Dans la décision Shephard c. Canada (Gendarmerie royale du Canada) (2003), 242 F.T.R. 42 (1re inst.) (infirmée pour d’autres motifs par 2004 CAF 254 (CanLII), (2004), 242 D.L.R. (4th) 529 (C.A.F)), la Cour a effectué une analyse pragmatique et fonctionnelle pour déterminer la norme de contrôle applicable à la décision d’un arbitre de rejeter une demande d’intervention. La Cour a pris note de la clause privative figurant à l’article 25 des Consignes du commissaire, de l’expertise spéciale des arbitres pour traiter des questions dont ils sont saisis, des larges pouvoirs des arbitres à cet égard, et de ce que la question en litige était une question de fait et non pas une question de droit. En conséquence, la Cour a conclu au paragraphe 36 que « tous les facteurs qui ressortent de l’analyse pragmatique et fonctionnelle débouchent sur la conclusion qu’il y a lieu de faire preuve d’une grande retenue à l’égard des décisions de l’arbitre dans ce domaine » , et que la norme de contrôle applicable est donc la décision manifestement déraisonnable.

 

De la même manière, en l’instance, la même clause privative s’applique, l’arbitre doit être, selon la même politique de la GRC, un officier ou un cadre supérieur, afin d’avoir de l’expertise en ce qui concerne les exigences des postes et les processus de promotion à la GRC, les buts visés par la disposition concernant les griefs et par la Loi sont identiques, et le problème dont l’arbitre était saisi était une question de fait.
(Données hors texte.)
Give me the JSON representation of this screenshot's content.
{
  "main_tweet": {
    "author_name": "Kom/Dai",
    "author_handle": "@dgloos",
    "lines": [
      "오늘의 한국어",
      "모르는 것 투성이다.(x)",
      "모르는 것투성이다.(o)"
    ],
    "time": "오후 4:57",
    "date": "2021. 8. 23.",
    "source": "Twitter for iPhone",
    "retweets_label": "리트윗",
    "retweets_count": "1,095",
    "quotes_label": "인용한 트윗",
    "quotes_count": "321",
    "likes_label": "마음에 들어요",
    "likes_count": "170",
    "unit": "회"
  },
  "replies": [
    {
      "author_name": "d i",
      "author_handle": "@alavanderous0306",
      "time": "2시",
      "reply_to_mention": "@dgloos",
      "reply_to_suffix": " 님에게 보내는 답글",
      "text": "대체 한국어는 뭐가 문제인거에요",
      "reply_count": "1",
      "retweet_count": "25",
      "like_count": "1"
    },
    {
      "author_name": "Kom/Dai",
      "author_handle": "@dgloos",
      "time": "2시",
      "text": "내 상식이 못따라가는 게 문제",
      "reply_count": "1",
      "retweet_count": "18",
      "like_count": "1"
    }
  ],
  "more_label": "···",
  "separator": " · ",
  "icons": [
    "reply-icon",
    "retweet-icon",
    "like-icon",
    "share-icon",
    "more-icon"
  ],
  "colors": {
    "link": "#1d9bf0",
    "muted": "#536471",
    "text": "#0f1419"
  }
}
Je conclus donc que la norme de contrôle applicable à la décision de l’arbitre selon laquelle le caporal Smith ne satisfaisait pas à toutes les exigences du code de poste 575 est la décision manifestement déraisonnable.

 

 

J’adopterais l’analyse de la juge Dawson, et par conséquent la norme de contrôle appropriée est la norme de la décision manifestement déraisonnable.

 

[24]           Question en litige

            L’arbitre a‑t‑il erré en rejetant la demande d’intervention de la demanderesse?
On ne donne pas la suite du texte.